Anyone ever fish the river in that area? Is it worth the time to take a rod out there? If so, what do you catch and do you use bait or artificial? Thanks in advance.

Sent from my LG-V410 using Tapatalk


----------



## Fishingtheflats12 (Jun 30, 2018)

Depends on where your at along backwater. Is it in the Milton area?


----------



## Breeze (Mar 23, 2012)

Fishingtheflats12 said:


> Depends on where your at along backwater. Is it in the Milton area?

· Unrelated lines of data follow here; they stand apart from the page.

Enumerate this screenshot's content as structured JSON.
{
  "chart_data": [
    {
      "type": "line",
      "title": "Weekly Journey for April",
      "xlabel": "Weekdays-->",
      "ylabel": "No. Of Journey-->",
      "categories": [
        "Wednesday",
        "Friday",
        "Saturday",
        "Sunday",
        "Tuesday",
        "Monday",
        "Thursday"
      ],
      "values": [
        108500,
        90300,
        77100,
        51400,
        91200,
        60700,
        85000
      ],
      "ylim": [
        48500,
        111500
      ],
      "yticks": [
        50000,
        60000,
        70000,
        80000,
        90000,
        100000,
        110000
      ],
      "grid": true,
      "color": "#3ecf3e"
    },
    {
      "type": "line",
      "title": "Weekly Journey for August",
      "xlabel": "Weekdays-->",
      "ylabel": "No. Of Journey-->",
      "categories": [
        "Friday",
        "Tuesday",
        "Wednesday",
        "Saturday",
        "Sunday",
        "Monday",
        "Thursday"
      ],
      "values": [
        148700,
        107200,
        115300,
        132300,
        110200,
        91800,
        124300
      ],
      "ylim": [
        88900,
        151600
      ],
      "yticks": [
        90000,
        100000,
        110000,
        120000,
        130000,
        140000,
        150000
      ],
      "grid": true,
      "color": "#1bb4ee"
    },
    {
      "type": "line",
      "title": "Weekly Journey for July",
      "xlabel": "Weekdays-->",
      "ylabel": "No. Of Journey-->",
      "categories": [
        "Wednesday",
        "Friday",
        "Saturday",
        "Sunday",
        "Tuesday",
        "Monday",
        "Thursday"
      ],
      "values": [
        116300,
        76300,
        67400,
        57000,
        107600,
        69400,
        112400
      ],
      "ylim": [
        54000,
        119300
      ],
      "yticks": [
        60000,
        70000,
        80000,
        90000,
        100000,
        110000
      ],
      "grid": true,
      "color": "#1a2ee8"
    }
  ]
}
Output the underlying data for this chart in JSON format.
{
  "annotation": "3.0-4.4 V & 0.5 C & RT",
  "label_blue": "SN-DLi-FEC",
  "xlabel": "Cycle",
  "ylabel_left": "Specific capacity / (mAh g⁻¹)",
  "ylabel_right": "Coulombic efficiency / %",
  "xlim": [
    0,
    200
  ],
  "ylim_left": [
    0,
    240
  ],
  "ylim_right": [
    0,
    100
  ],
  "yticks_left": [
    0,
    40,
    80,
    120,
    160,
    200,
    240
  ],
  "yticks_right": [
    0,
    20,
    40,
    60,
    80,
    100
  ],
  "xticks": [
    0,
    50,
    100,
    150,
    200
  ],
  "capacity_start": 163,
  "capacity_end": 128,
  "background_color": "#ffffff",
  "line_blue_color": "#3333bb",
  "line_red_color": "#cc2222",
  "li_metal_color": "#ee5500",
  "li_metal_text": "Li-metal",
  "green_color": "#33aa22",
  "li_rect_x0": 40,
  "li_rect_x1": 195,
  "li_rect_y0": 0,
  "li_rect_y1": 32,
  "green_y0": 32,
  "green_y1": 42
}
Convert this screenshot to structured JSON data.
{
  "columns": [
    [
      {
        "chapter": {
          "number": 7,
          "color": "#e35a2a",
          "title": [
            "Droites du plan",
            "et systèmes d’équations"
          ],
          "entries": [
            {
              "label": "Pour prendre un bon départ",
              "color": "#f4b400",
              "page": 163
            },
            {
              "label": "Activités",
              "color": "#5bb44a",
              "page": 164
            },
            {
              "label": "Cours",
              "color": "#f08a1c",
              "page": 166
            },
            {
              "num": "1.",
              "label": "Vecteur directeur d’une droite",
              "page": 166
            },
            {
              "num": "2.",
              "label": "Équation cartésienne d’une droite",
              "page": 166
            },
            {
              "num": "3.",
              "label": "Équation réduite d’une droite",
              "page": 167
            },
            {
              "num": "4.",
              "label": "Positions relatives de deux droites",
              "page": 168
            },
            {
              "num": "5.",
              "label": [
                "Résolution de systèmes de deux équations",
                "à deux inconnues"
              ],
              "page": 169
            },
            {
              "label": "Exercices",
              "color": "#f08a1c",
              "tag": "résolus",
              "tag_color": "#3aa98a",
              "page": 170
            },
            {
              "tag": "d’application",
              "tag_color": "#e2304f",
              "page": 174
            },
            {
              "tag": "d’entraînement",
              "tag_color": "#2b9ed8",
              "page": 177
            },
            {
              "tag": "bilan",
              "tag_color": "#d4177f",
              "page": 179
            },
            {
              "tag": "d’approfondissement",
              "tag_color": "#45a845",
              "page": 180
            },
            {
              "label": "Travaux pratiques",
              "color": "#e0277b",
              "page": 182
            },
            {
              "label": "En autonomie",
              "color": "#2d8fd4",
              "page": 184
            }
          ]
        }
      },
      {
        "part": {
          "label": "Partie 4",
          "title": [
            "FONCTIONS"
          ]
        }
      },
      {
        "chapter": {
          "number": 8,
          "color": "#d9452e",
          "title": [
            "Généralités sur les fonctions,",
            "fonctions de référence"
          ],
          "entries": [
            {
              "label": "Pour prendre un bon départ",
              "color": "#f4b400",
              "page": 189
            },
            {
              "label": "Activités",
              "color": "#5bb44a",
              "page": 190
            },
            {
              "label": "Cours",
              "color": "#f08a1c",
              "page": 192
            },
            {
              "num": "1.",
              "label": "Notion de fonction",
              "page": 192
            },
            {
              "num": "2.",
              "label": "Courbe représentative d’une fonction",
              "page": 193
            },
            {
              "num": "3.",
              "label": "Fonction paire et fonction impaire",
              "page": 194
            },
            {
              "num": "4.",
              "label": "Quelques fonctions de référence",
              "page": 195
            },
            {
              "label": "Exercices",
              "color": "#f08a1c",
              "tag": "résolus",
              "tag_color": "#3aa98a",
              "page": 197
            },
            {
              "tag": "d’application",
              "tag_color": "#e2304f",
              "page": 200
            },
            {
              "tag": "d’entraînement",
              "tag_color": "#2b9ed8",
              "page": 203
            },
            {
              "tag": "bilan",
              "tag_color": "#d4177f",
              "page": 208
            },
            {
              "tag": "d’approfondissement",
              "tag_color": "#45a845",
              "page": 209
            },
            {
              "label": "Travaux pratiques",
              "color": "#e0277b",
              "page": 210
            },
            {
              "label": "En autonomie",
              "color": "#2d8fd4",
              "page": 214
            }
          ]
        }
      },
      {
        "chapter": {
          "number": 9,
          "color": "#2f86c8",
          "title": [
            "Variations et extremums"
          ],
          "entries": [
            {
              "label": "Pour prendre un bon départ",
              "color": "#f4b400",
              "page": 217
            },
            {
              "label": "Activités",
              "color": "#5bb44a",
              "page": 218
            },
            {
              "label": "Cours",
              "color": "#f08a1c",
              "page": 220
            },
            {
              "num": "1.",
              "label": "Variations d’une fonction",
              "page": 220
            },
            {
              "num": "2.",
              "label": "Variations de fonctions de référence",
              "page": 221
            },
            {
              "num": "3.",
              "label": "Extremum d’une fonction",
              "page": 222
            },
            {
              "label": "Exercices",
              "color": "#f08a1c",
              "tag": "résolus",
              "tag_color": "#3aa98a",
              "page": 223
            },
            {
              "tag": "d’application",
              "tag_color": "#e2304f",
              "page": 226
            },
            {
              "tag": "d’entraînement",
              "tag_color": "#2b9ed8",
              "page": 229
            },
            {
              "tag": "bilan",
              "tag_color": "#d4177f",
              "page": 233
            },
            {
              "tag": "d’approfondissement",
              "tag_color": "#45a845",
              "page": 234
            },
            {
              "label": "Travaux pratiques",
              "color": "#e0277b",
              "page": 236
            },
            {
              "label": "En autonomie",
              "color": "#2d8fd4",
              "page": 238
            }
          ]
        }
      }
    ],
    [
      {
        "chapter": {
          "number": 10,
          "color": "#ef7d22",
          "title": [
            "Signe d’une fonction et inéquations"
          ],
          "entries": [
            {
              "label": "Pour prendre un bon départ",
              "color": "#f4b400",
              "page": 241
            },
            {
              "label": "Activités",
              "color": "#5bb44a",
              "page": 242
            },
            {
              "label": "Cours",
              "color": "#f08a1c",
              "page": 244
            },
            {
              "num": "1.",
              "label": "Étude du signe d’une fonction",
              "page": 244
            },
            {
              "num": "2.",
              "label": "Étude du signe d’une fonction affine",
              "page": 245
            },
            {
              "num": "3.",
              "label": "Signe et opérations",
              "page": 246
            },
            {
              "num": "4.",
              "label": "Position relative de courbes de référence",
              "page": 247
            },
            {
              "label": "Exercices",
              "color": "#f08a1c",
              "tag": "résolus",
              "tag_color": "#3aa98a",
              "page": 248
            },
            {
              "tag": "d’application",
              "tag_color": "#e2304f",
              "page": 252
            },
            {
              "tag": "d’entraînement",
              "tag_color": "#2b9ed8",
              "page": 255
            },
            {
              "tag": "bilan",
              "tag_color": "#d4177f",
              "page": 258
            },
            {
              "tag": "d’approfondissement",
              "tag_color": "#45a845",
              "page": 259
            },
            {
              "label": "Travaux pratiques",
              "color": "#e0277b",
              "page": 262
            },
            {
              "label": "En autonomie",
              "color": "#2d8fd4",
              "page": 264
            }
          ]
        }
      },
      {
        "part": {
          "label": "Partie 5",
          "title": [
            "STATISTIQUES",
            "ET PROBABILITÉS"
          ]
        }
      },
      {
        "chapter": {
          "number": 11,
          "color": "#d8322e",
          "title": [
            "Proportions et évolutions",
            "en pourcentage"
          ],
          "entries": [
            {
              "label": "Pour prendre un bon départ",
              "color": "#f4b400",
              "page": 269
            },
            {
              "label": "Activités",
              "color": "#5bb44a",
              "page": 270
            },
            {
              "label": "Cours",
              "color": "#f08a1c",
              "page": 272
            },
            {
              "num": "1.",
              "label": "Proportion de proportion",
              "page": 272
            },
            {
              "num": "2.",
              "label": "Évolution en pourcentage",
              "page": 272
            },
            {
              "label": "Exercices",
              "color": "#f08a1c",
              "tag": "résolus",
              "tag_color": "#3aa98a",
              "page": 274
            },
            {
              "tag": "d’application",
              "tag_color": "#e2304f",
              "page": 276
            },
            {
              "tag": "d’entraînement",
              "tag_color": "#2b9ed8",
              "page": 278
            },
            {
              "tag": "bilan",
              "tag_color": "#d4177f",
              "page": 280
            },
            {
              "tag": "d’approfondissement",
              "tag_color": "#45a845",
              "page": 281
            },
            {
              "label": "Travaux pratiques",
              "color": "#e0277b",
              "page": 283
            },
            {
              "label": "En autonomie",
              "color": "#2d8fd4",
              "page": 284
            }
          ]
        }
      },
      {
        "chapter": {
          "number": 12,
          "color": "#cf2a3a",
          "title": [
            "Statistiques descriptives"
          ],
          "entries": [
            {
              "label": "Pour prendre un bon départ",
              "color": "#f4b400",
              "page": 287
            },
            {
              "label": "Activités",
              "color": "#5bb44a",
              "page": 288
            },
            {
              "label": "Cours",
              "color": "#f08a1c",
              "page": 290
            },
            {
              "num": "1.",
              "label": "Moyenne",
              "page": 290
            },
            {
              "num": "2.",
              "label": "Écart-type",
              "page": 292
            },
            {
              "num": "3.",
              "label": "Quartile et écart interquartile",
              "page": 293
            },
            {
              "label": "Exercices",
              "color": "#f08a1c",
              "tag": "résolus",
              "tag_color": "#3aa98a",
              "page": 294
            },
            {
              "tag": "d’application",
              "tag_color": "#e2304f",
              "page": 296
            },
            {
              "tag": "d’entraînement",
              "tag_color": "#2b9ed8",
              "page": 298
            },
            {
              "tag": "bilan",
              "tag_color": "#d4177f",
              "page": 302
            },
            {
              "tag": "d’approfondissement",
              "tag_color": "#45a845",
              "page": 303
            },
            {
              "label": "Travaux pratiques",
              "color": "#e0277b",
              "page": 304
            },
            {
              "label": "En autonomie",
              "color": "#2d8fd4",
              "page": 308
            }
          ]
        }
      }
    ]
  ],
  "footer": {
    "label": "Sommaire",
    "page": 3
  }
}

Up around the munson area where its more narrow and shallow. I see boats running parts of it but dont know if they are catching anything

Sent from my Z965 using Tapatalk


----------



## yukondog (Feb 12, 2013)

When I had a boat I use to fish Blk. water a lot, good shellcracker and catfishing.


----------



## Yellow River Cat (May 3, 2008)

I fished that part 20+ years ago when the boy was growing up. Caught mostly bream and a few bass. Catfish were caught on set lines. The canoes and kayaks are all over the river, so watch out for them. 
D0 NOT go below the bridge thinking you can get to Blackwater Bay the river spreads out into the swamp before getting there. 


Sent from my iPhone using Tapatalk


----------